The abundant display of crops, livestock, and ornamental plants at the 34th Agricultural Fair clearly spoke of how fertile the land is in the Commonwealth.

And the increased number of people who visited the fair over the weekend at the Garapan Fishing Base clearly showed the increased interest of people, according to Saipan and Northern Islands Fair Association president Michael Ogo, who said that Saturday’s event turned out to be a greater success than the last year’s fair.

The fair was so packed that a couple of livestock had to be turned away as there was no longer cage space for the livestock display.

Ogo feels this is a step in the right direction and just shows that people are making use of the island’s abundant resources. In line with this, plans are in the works to expand the fair next year

The agricultural fair was originally set for late May or early June, but because of unspecified circumstances, the association decided to hold off hosting the fair.

Ogo himself was pleasantly surprised by the event’s turnout. “Because we are already in the middle of the rainy season, we were thinking the turnout wouldn’t be as good.”

He was thinking that due to the weather, farmers would have a harder time producing high quality produce, but to Ogo’s surprise, the produce at the fair was both abundant in quantity and exceeded his expectations in quality.

According to Ogo, this year’s fair brought him to the realization that more individuals are getting into the food production business through growing produce and livestock. “I think there is just a general feeling of optimism in the community and that people are getting into food production, whether its fruits and vegetables or livestock to supply the demand of the booming economy,” said Ogo.

The fair brought together ranchers, farmers, children, young people, and even tourists.

Among the audience was Bryan de Guzman.
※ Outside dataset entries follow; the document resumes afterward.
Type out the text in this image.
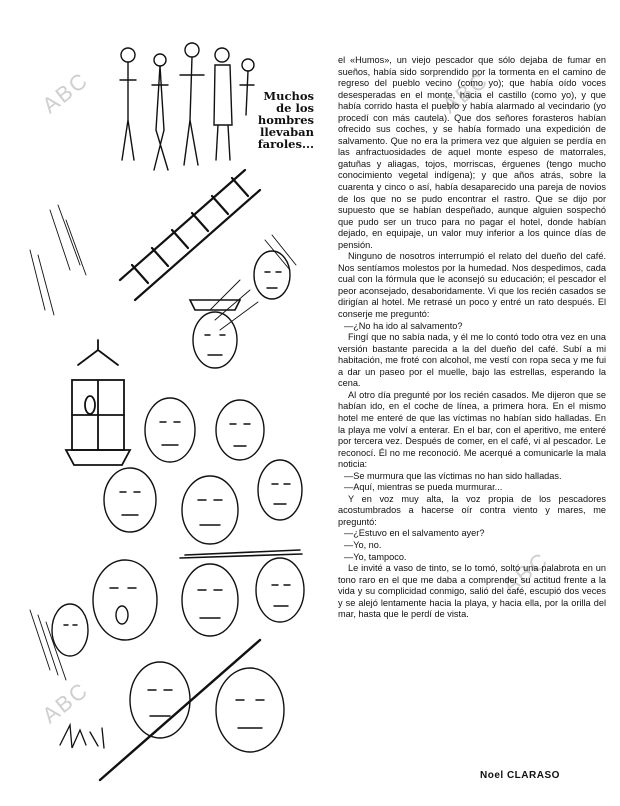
Muchos
de los hombres
llevaban
faroles...
ABC
ABC
ABC
ABC

el «Humos», un viejo pescador que sólo dejaba de fumar en sueños, había sido sorprendido por la tormenta en el camino de regreso del pueblo vecino (como yo); que había oído voces desesperadas en el monte, hacia el castillo (como yo), y que había corrido hasta el pueblo y había alarmado al vecindario (yo procedí con más cautela). Que dos señores forasteros habían ofrecido sus coches, y se había formado una expedición de salvamento. Que no era la primera vez que alguien se perdía en las anfractuosidades de aquel monte espeso de matorrales, gatuñas y aliagas, tojos, morriscas, érguenes (tengo mucho conocimiento vegetal indígena); y que años atrás, sobre la cuarenta y cinco o así, había desaparecido una pareja de novios de los que no se pudo encontrar el rastro. Que se dijo por supuesto que se habían despeñado, aunque alguien sospechó que pudo ser un truco para no pagar el hotel, donde habían dejado, en equipaje, un valor muy inferior a los quince días de pensión.

Ninguno de nosotros interrumpió el relato del dueño del café. Nos sentíamos molestos por la humedad. Nos despedimos, cada cual con la fórmula que le aconsejó su educación; el pescador el peor aconsejado, desaboridamente. Vi que los recién casados se dirigían al hotel. Me retrasé un poco y entré un rato después. El conserje me preguntó:

—¿No ha ido al salvamento?

Fingí que no sabía nada, y él me lo contó todo otra vez en una versión bastante parecida a la del dueño del café. Subí a mi habitación, me froté con alcohol, me vestí con ropa seca y me fui a dar un paseo por el muelle, bajo las estrellas, esperando la cena.

Al otro día pregunté por los recién casados. Me dijeron que se habían ido, en el coche de línea, a primera hora. En el mismo hotel me enteré de que las víctimas no habían sido halladas. En la playa me volví a enterar. En el bar, con el aperitivo, me enteré por tercera vez. Después de comer, en el café, vi al pescador. Le reconocí. Él no me reconoció. Me acerqué a comunicarle la mala noticia:

—Se murmura que las víctimas no han sido halladas.

—Aquí, mientras se pueda murmurar...

Y en voz muy alta, la voz propia de los pescadores acostumbrados a hacerse oír contra viento y mares, me preguntó:

—¿Estuvo en el salvamento ayer?

—Yo, no.

—Yo, tampoco.

Le invité a vaso de tinto, se lo tomó, soltó una palabrota en un tono raro en el que me daba a comprender su actitud frente a la vida y su complicidad conmigo, salió del café, escupió dos veces y se alejó lentamente hacia la playa, y hacia ella, por la orilla del mar, hasta que le perdí de vista.

Noel CLARASO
The 17-year-old has never attended an agricultural fair all his life, yet now he feels more connected to the island, knowing that a lot of the produce is grown locally.

He was shocked to know that many imported vegetables can actually be grown on the island. “Why import when we can grow it here, right?” he asked.

Ogo was also pleased with the unity that was displayed. Without the unity of the sponsors, the farmers, the ranchers, and the community the 34th Annual Agricultural Fair wouldn’t have been as successful as it was, Ogo said.